Researchers have discovered an ancient human genome from Southeast Asia that demonstrates the movement of early modern humans throughout the region. Until now, it was unknown. It is possible that this movement would have passed through India, increasing its genetic diversity. DNA analysis of the fossil of a young hunter-gatherer woman shows a human lineage that split off around 37,000 years ago and has similarities to modern Papuans, indigenous Australians, and modern Andamanese.

Researchers examined the movement of early Homo sapiens between the Sunda Shelf (comprising mainland Southeast Asia and the continental islands of Western Indonesia) and Pleistocene Sahul (Australia-New Guinea). They further describe Denisovan (believed to be extinct species or subspecies of ancient humans) and deep Asian-related ancestries in the genome and infer their widespread displacement from the region today.

So far, only two pre-Neolithic human genomes have been sequenced from this region, according to a study published in the journal Nature.
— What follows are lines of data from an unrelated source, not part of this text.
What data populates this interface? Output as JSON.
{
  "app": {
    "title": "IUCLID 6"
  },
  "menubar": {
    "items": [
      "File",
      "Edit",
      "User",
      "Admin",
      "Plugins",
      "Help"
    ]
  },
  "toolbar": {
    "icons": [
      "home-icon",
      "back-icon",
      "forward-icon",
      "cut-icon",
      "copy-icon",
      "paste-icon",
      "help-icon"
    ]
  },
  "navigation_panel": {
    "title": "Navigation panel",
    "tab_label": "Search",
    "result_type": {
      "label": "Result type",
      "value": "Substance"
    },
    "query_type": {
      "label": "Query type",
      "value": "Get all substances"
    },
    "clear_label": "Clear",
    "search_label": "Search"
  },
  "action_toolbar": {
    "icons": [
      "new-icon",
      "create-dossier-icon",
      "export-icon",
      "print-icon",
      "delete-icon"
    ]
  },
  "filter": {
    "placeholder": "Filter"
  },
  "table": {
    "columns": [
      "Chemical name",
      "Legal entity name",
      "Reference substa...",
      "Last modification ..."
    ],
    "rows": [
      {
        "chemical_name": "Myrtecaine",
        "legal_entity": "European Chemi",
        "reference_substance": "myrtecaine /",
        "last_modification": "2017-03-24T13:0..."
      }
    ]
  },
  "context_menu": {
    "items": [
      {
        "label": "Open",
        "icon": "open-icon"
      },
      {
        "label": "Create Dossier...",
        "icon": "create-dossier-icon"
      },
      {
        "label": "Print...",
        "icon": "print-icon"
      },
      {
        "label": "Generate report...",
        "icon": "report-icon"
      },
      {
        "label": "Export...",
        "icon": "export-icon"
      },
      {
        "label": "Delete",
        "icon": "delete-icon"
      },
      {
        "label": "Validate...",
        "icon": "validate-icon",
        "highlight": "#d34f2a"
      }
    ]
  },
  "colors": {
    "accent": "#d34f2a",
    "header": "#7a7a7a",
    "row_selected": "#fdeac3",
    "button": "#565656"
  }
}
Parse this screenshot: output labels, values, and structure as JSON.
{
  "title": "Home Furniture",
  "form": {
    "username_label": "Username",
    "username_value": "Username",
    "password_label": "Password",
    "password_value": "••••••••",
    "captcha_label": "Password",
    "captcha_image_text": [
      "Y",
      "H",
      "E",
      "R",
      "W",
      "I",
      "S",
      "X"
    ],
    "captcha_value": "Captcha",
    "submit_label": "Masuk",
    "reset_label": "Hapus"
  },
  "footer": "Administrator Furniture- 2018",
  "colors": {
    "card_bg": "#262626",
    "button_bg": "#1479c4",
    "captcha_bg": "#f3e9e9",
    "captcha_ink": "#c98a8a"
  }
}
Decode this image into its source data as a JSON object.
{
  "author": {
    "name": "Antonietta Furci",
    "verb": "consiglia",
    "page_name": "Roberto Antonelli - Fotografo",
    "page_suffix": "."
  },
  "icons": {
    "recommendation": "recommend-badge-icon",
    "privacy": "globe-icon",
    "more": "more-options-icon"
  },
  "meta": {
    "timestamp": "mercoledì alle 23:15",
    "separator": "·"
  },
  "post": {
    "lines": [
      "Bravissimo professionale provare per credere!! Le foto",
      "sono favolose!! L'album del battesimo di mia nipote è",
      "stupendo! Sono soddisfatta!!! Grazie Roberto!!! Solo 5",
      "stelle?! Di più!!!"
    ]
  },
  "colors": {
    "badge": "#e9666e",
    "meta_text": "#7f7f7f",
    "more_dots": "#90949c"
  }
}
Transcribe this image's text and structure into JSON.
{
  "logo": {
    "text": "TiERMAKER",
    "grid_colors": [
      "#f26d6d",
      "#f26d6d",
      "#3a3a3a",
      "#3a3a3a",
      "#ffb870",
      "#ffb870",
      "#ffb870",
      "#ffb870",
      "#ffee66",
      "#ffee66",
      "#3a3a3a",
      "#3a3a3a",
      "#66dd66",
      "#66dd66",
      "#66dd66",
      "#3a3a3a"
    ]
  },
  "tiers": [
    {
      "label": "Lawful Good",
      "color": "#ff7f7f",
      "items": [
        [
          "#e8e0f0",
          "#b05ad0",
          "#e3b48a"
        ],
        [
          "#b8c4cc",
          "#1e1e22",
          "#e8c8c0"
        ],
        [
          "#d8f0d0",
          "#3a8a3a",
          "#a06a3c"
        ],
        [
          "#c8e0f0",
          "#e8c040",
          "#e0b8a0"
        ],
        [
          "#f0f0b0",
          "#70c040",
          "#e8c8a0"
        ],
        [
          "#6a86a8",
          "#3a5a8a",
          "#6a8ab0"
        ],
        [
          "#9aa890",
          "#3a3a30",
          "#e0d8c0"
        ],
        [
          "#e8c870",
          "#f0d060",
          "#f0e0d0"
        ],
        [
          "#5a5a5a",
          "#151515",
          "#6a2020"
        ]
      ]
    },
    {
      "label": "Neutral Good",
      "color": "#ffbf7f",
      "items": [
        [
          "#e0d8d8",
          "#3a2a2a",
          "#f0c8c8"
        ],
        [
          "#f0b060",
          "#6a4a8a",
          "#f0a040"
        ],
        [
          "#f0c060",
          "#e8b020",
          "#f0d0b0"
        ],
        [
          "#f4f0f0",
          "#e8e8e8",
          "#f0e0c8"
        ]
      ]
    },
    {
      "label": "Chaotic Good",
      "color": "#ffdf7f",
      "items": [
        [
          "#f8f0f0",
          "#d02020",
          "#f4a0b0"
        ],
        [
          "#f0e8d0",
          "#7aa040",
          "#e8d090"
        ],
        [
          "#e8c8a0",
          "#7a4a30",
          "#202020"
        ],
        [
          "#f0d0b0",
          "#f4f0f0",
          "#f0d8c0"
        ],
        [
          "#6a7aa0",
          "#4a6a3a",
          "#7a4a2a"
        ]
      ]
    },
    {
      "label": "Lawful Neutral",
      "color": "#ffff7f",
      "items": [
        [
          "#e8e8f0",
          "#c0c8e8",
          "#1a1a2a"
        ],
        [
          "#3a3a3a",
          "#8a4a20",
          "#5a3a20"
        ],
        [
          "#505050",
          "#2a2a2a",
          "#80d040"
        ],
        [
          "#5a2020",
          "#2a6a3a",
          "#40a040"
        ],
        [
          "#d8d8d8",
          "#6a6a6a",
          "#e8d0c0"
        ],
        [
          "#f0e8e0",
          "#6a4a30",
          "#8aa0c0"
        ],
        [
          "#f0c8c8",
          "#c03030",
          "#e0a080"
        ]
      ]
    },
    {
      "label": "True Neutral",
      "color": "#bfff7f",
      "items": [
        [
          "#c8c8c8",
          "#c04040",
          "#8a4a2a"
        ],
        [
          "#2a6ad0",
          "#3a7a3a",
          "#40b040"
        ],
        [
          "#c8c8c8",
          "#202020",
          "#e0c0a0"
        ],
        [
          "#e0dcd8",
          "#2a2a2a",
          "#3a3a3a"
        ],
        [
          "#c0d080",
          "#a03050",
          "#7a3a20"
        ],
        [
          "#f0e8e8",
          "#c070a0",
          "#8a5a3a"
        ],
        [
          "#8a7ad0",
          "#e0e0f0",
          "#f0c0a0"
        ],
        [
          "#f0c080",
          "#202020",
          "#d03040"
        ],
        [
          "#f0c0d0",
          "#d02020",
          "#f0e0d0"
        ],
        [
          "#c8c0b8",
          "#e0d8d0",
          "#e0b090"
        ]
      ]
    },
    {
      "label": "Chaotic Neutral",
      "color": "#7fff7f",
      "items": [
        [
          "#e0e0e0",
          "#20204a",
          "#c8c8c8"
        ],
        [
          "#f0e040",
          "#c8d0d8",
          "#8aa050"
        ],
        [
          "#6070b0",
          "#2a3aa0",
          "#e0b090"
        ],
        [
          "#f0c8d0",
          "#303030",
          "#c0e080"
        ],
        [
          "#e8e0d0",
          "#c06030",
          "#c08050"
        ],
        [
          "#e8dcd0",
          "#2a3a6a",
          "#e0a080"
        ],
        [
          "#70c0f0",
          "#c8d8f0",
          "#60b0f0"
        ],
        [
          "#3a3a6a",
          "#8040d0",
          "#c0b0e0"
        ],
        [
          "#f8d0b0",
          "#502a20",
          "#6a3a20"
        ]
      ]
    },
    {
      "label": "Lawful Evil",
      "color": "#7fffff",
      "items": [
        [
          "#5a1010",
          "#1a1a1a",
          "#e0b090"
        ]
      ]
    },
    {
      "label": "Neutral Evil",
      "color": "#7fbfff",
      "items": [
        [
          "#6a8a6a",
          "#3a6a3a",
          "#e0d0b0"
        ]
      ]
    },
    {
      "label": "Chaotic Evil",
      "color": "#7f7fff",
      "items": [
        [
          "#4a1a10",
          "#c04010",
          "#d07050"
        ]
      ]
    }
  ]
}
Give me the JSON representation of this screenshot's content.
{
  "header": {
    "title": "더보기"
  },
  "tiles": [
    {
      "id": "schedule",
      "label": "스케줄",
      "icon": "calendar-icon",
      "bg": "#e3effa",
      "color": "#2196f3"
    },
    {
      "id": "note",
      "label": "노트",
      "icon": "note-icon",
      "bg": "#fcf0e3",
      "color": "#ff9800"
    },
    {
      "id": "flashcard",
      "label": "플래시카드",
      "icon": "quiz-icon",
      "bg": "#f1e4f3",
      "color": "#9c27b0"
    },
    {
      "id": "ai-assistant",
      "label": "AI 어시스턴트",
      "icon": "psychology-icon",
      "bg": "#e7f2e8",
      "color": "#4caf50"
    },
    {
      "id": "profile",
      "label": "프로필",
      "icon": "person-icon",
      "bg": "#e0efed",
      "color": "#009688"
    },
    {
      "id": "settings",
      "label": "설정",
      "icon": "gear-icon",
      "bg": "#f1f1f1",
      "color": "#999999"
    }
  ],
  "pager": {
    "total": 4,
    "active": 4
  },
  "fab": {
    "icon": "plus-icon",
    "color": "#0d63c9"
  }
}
Both are from mainland Hòabìnhian (related to Southeast Asian populations and artifacts) hunter-gatherer sites: Pha Faen in Laos and Gua Cha in Malaysia.

At least 50 thousand years ago, humans crossed through Wallacea (the Indonesian islands) to reach Sahul (Australia’s mainland). It is not known with certainty how they entered the continent. According to cave art found in Indonesia of a Sulawesi warty pig, the earliest evidence of human species in Wallacea dates to at least 45.5 thousand years ago. The earliest human skeleton remains date from 13,000 years ago.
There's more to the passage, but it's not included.